Replicability across brain measures

In addition to between-dataset differences, we examined the replicability of clustering structures across different brain measures within a dataset. The two-cluster solution was replicated across cortical area, cortical thickness, cortical volume, and subcortical volume; However, the participant membership to the clusters was only partially replicated between subcortical volume and cortical thickness, and surface area and cortical volume, but not at all among other pairs of measures. The misalignment between cortical thickness and surface area is not surprising given that these features are suggested to be genetically distinct determinants of cortical structure [51]. Further, the finding of replicability between cortical volume and surface area is consistent with the suggestion that interindividual variation in gray matter volume is largely driven by differences in surface area rather than the cortical thickness [52]. The dissociation between cortical thickness and surface area is particularly important to studies of subgroup structure in neurodevelopmental conditions that integrate multiple measures of cortical morphology. Given that these measures reflect different genetic mechanisms, clustering based on each individual measure may be advantageous to reveal subgroups that share differences in these mechanisms.

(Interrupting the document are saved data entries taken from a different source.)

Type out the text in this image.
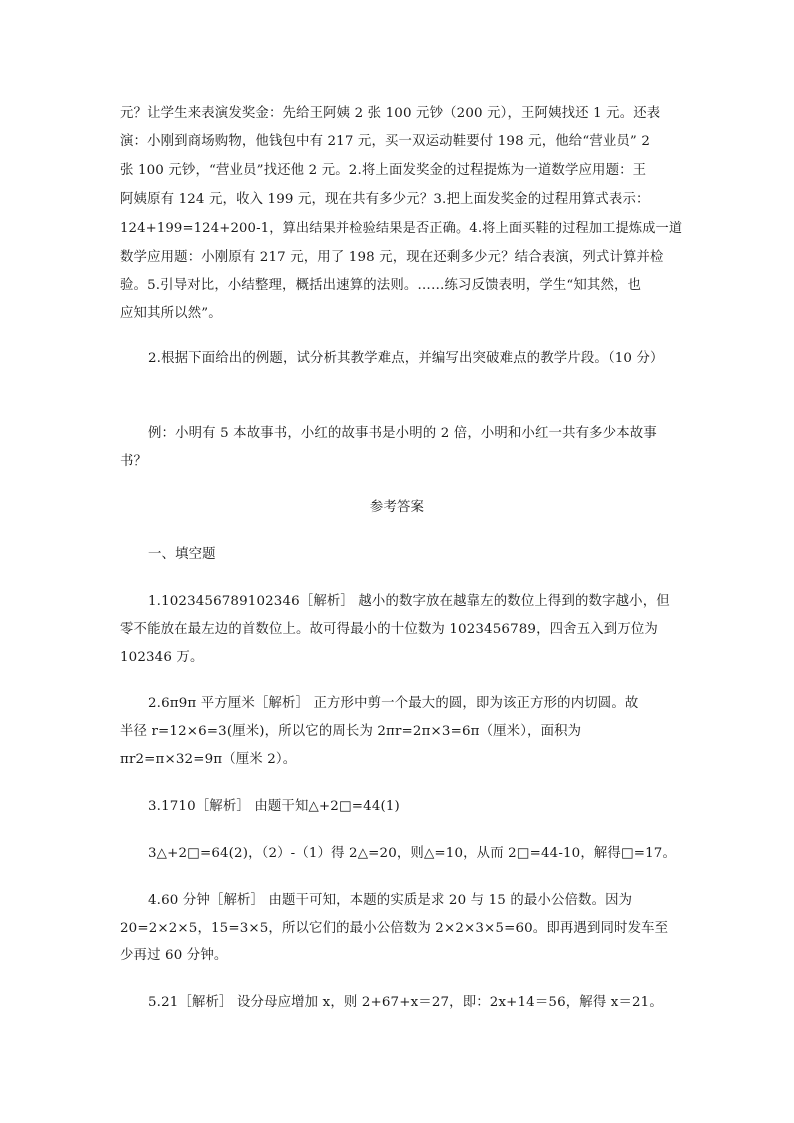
元？让学生来表演发奖金：先给王阿姨 2 张 100 元钞（200 元），王阿姨找还 1 元。还表
演：小刚到商场购物，他钱包中有 217 元，买一双运动鞋要付 198 元，他给“营业员” 2
张 100 元钞，“营业员”找还他 2 元。2.将上面发奖金的过程提炼为一道数学应用题：王
阿姨原有 124 元，收入 199 元，现在共有多少元？3.把上面发奖金的过程用算式表示：
124+199=124+200-1，算出结果并检验结果是否正确。4.将上面买鞋的过程加工提炼成一道
数学应用题：小刚原有 217 元，用了 198 元，现在还剩多少元？结合表演，列式计算并检
验。5.引导对比，小结整理，概括出速算的法则。……练习反馈表明，学生“知其然，也
应知其所以然”。
2.根据下面给出的例题，试分析其教学难点，并编写出突破难点的教学片段。（10 分）
例：小明有 5 本故事书，小红的故事书是小明的 2 倍，小明和小红一共有多少本故事
书？
参考答案
一、填空题
1.1023456789102346［解析］ 越小的数字放在越靠左的数位上得到的数字越小，但
零不能放在最左边的首数位上。故可得最小的十位数为 1023456789，四舍五入到万位为
102346 万。
2.6π9π 平方厘米［解析］ 正方形中剪一个最大的圆，即为该正方形的内切圆。故
半径 r=12×6=3(厘米)，所以它的周长为 2πr=2π×3=6π（厘米），面积为
πr2=π×32=9π（厘米 2）。
3.1710［解析］ 由题干知△+2□=44(1)
3△+2□=64(2)，（2）-（1）得 2△=20，则△=10，从而 2□=44-10，解得□=17。
4.60 分钟［解析］ 由题干可知，本题的实质是求 20 与 15 的最小公倍数。因为
20=2×2×5，15=3×5，所以它们的最小公倍数为 2×2×3×5=60。即再遇到同时发车至
少再过 60 分钟。
5.21［解析］ 设分母应增加 x，则 2+67+x＝27，即：2x+14＝56，解得 x＝21。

Replicability and sex differences

Given the known sex-differences in the neurobiology and phenotypic expression of neurodevelopmental conditions [53], we disaggregated our results by sex. There was high replicability between male and female datasets in the principal component decomposition of the brain measures, overall clustering structure, lack of alignment with the diagnostic labels, and brain signatures of clusters. In terms of brain-phenotype association, replicability was found in HBN, but not POND. It is important to note that overall, we observed higher variability in the female dataset. This may suggest larger variability in neurobiological characteristics or may be the result of our smaller sample size for the female subsets.

Strengths and limitations

This study has several strengths, including our large sample sizes across both datasets. At the same time, there was lower representation of females, matching the expected prevalence in autism and ADHD. This may have limited our ability to detect female-specific patterns. Additionally, our phenotypic measures were limited by what was available in both POND and HBN sets. It may be possible that brain-behaviour associations can be found in other measures of function or cognition (e.g., response inhibition, memory, affect recognition).

Conclusions

To our knowledge, this is the first study of clustering replicability in structural brain measures across neurodevelopmental conditions. We found evidence of replicability of the clustering structure across two independent datasets; however, when examining replicability across brain measures, only replicability across cortical thickness and subcortical volume, and surface area and cortical volume were strongly supported by our results.